H13I-1673
Forecasts of Agricultural Drought in Sri Lanka
Monday, 14 December 2015
Poster Hall (Moscone South)
Thushara Gunda, George M Hornberger and Jonathan M Gilligan, Vanderbilt University, Nashville, TN, United States
Abstract:
As the most frequent natural disaster in Sri Lanka, drought greatly affects crop production and livelihoods. Over half of all agricultural crop damage in Sri Lanka is currently due to drought; the frequency and severity of drought in the country is only expected to increase with the changing climate. Previous work indicates that the Palmer Drought Severity Index (PDSI) and Standardized Precipitation Index (SPI) are capable of capturing agricultural drought patterns (between 1881-2010) in the island nation.

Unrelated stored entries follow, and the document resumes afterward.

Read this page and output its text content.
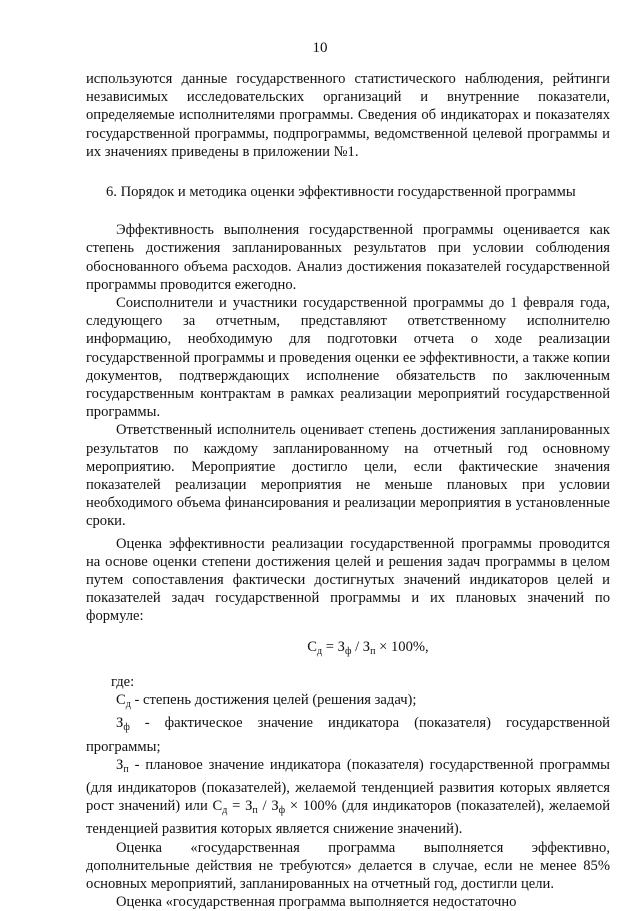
10

используются данные государственного статистического наблюдения, рейтинги независимых исследовательских организаций и внутренние показатели, определяемые исполнителями программы. Сведения об индикаторах и показателях государственной программы, подпрограммы, ведомственной целевой программы и их значениях приведены в приложении №1.

6. Порядок и методика оценки эффективности государственной программы

Эффективность выполнения государственной программы оценивается как степень достижения запланированных результатов при условии соблюдения обоснованного объема расходов. Анализ достижения показателей государственной программы проводится ежегодно.

Соисполнители и участники государственной программы до 1 февраля года, следующего за отчетным, представляют ответственному исполнителю информацию, необходимую для подготовки отчета о ходе реализации государственной программы и проведения оценки ее эффективности, а также копии документов, подтверждающих исполнение обязательств по заключенным государственным контрактам в рамках реализации мероприятий государственной программы.

Ответственный исполнитель оценивает степень достижения запланированных результатов по каждому запланированному на отчетный год основному мероприятию. Мероприятие достигло цели, если фактические значения показателей реализации мероприятия не меньше плановых при условии необходимого объема финансирования и реализации мероприятия в установленные сроки.

Оценка эффективности реализации государственной программы проводится на основе оценки степени достижения целей и решения задач программы в целом путем сопоставления фактически достигнутых значений индикаторов целей и показателей задач государственной программы и их плановых значений по формуле:

$С_д = З_ф / З_п \times 100\%$,

где:

$С_д$ - степень достижения целей (решения задач);

$З_ф$ - фактическое значение индикатора (показателя) государственной программы;

$З_п$ - плановое значение индикатора (показателя) государственной программы (для индикаторов (показателей), желаемой тенденцией развития которых является рост значений) или $С_д = З_п / З_ф \times 100\%$ (для индикаторов (показателей), желаемой тенденцией развития которых является снижение значений).

Оценка «государственная программа выполняется эффективно, дополнительные действия не требуются» делается в случае, если не менее 85% основных мероприятий, запланированных на отчетный год, достигли цели.

Оценка «государственная программа выполняется недостаточно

In this work, PDSI and SPI from 13 long-term meteorological stations will be projected into the future using a combination of artificial neural network and autoregressive integrated moving average models. The impacts of large-scale atmospheric circulation patterns (such as the Niño 3.4 index, a measure of sea surface temperature) and lead times on projection accuracy will also be explored. Model projections will be compared to weather data since 2010 to determine if the 2014 drought could have been forecasted using these methods. Since agricultural systems are strongly influenced by both natural and human systems, it is important to frame these physical findings within a social context. This work is part of an interdisciplinary project that assesses the perceptions of and adaptations to drought by rice farmers in Sri Lanka; disciplines represented in the group include hydrology, social psychology, ethnography, policy, and behavioral economics. Insights from the diverse research perspectives within the group will be drawn upon to highlight the social implications of the physical results.